Un décor baroque en mouvement - La Maîtrise populaire ouvre en grand à ses jeunes artistes le plateau de l’Opéra comique. Pour les accompagner dans la construction de ces récits, Adeline Caron a conçu des éléments mobiles dont les agencements changent au fil des scènes : arbres portatifs, tables devenant des portes, chariots devenant des barques, ciel étoilé, océan de tissu argenté, grand monstre martin à combattre, marionnette géante animée par cinq enfants. Tous ces éléments empruntent à l’imaginaire baroque et à celui des contes, avec lesquels les jeunes artistes vont construire leur grande affabulation.
Costumes : les trésors de l’Opéra-Comique - Adeline Caron, qui conçoit aussi les costumes, est allée choisir dans les riches stocks de costumes de la maison. Cette Grande affabulation sera donc aussi une grande ré-appropriation de la mémoire d’un lieu.
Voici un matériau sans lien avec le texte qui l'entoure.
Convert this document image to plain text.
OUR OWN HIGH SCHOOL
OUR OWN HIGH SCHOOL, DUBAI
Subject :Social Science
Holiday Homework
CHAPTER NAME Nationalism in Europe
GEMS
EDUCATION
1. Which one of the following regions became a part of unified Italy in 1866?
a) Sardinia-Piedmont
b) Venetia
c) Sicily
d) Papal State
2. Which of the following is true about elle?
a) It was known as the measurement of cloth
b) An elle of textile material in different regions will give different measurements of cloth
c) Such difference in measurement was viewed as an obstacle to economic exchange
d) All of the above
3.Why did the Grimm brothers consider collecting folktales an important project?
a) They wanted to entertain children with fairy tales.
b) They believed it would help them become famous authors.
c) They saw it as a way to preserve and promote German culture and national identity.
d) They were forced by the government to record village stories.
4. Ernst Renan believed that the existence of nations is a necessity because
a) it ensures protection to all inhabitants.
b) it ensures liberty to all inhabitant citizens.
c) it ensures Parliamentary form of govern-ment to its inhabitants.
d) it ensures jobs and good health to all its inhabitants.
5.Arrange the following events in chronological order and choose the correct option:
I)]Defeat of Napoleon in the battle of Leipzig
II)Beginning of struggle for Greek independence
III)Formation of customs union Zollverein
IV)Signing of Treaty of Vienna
Aux pièces nouvelles (oiseaux, bêtes sauvages réalisés par Julia Brochier) se mêleront les costumes d’Alain Blanchot, de Macha Makaïeff, de Renato Bianchi et d’autres créateurs et créatrices encore plus anciens ayant travaillé pour l’Opéra Comique et l’équipe actuelle va retravailler et unifier.
« Comme on fait son rêve, on fait sa vie » - Cette phrase de Victor Hugo dans la Promontoire du songe sonne comme une phrase de résistance à l’heure où les vérités alternatives et la parcellisation de la société font vaciller notre espace commun. Ces jeunes artistes ont conscience de l’importance de l’imagination, non pas seulement pour s’évader de la réalité, mais aussi pour construire une vie en commun, et transformer leurs désirs en réalité. Entreprise fragile, vouée aux difficultés personnelles et collectives, mais dont l’espace de la scène est là pour rappeler la force et la nécessité.